Just so you know, the technical term for this sort of death is ‘accidental autodefenestration‘. A Toronto Detective reported at the time:
At this Friday night party, Mr. Hoy did it again and bounced off the glass the first time. However, he did it a second time and this time crashed right through the middle of the glass.
Some people will go to great lengths to win a prize and Jennifer went about as far as you can go. As part of a competiton called “Hold Your Wee For A Wii” on KDND Radio she held her wee whilst imbibing ever increasing quantities of water. Fun times!
Neither herself nor the professional radio DJs realised that you can actually die from drinking too much water. And that’s what happened to Jennifer. All for a console.
Excess water kills you by jazzing up the delicate balance of electrolytes in your body. Fluid shifts through cell walls and causes the cells to swell. In the brain, this brings an increase in pressure which isn’t ideal in the confined quarters of the skull; it can be fatal if the wrong bits and bobs are squashed too hard.
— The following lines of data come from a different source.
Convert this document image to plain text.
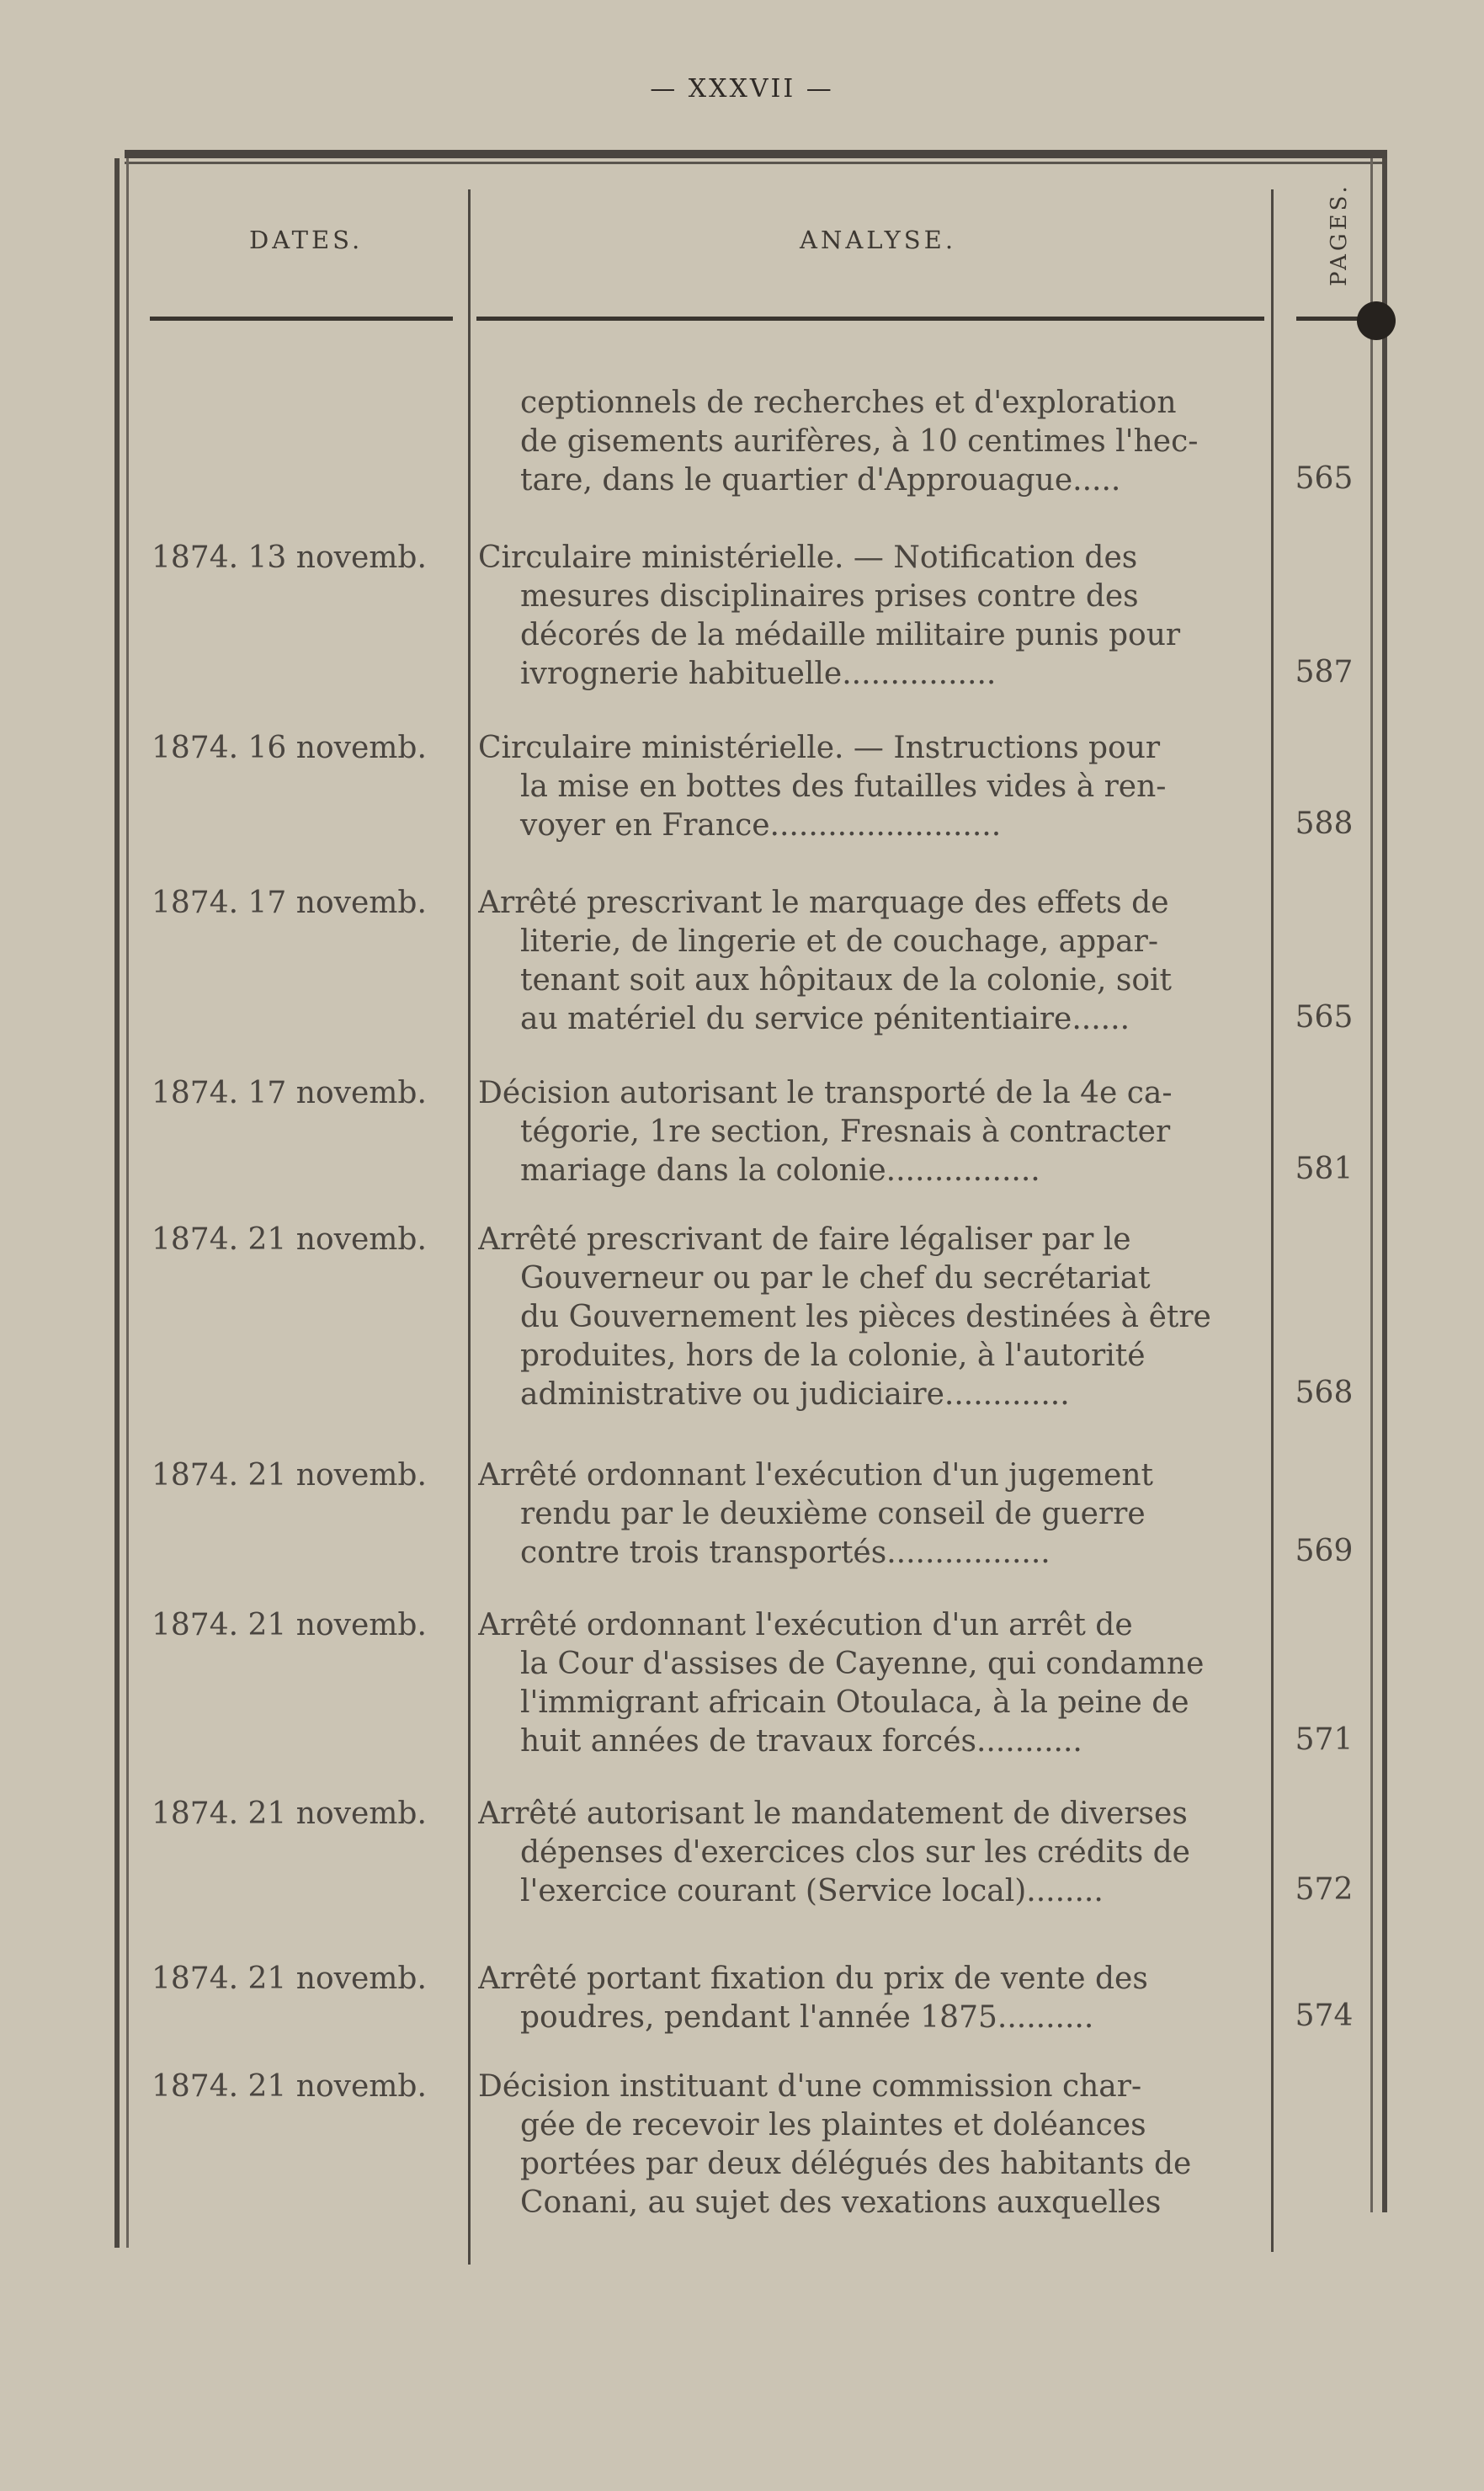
— XXXVII —
DATES.	ANALYSE.	PAGES.
ceptionnels de recherches et d'exploration
de gisements aurifères, à 10 centimes l'hec-
tare, dans le quartier d'Approuague.....	565
1874. 13 novemb.	Circulaire ministérielle. — Notification des
mesures disciplinaires prises contre des
décorés de la médaille militaire punis pour
ivrognerie habituelle................	587
1874. 16 novemb.	Circulaire ministérielle. — Instructions pour
la mise en bottes des futailles vides à ren-
voyer en France........................	588
1874. 17 novemb.	Arrêté prescrivant le marquage des effets de
literie, de lingerie et de couchage, appar-
tenant soit aux hôpitaux de la colonie, soit
au matériel du service pénitentiaire......	565
1874. 17 novemb.	Décision autorisant le transporté de la 4e ca-
tégorie, 1re section, Fresnais à contracter
mariage dans la colonie................	581
1874. 21 novemb.	Arrêté prescrivant de faire légaliser par le
Gouverneur ou par le chef du secrétariat
du Gouvernement les pièces destinées à être
produites, hors de la colonie, à l'autorité
administrative ou judiciaire.............	568
1874. 21 novemb.	Arrêté ordonnant l'exécution d'un jugement
rendu par le deuxième conseil de guerre
contre trois transportés.................	569
1874. 21 novemb.	Arrêté ordonnant l'exécution d'un arrêt de
la Cour d'assises de Cayenne, qui condamne
l'immigrant africain Otoulaca, à la peine de
huit années de travaux forcés...........	571
1874. 21 novemb.	Arrêté autorisant le mandatement de diverses
dépenses d'exercices clos sur les crédits de
l'exercice courant (Service local)........	572
1874. 21 novemb.	Arrêté portant fixation du prix de vente des
poudres, pendant l'année 1875..........	574
1874. 21 novemb.	Décision instituant d'une commission char-
gée de recevoir les plaintes et doléances
portées par deux délégués des habitants de
Conani, au sujet des vexations auxquelles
This is possibly the first selfie death, the first of many I fear. Aguilar, from Mexico accidentally shot himself whilst posing for a selfie. Woops.
I’m not sure there’s really a take home message for this piece. I could say something like – “be careful”. But, no one ever will, and what kind of a life would it be if we were careful all of the time? I guess the take home message is: “enjoy it whilst it lasts, and never touch guns.”